For the reasons above, I recommended a browser application as opposed to a device specific application. One web page (publicly available) would allow viewing the current status, graphs, etc. Another page, wrapped in security, would allow updates to the stoker. Accesses is completely controlled by the web server.

Curt
 
Originally posted by Curt Timmerman:
For the reasons above, I recommended a browser application as opposed to a device specific application. One web page (publicly available) would allow viewing the current status, graphs, etc. Another page, wrapped in security, would allow updates to the stoker. Accesses is completely controlled by the web server.

Curt

Oh, I agree. That's why I was always so pessimistic about a mobile device application. Now, doing a mobile optimized (small screen, touch input, etc) version of the website WOULD be useful.

joe
 
Originally posted by Joe Keenan:

Oh, I agree. That's why I was always so pessimistic about a mobile device application. Now, doing a mobile optimized (small screen, touch input, etc) version of the website WOULD be useful.

joe

A browser application utilizing ajax would also allow a mobile device application to also interface to the server.

Curt
 
Joe, any chance you could integrate an alternative port option in the preference menu in case you want to run the Stoker on a different port other than port 80? Happy 4th to all.

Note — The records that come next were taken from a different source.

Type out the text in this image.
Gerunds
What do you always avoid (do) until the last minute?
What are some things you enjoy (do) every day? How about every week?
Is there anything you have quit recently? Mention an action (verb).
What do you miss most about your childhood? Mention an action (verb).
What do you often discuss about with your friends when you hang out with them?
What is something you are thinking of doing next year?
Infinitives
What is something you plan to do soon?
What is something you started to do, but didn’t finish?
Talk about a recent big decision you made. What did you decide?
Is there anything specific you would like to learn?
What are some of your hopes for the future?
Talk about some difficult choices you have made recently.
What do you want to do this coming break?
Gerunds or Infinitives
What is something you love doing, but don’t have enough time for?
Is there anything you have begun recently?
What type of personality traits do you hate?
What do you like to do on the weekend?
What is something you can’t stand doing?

Finished my first pulled pork yesterday. Will post seperately. Malte
 
Originally posted by J. Malte Stoeckhert:
Joe, any chance you could integrate an alternative port option in the preference menu in case you want to run the Stoker on a different port other than port 80?

Didn't know you could set the Stoker up to do that. I'm assuming that would only apply to HTTP/JSON requests? I can do that. In fact, just try putting the port number in the IP address field, as in "192.168.1.101:8080". I think I just use the text field as it, so it might just work.

Not sure it's doable for the telnet mode. Anyone know if there's a way to change the port that it listens on for telnet protocol?

joe
 
Joe right now you cannot do a change in the Stoker software. Set to port 80.

I have an unofficial firmware release for testing purposes.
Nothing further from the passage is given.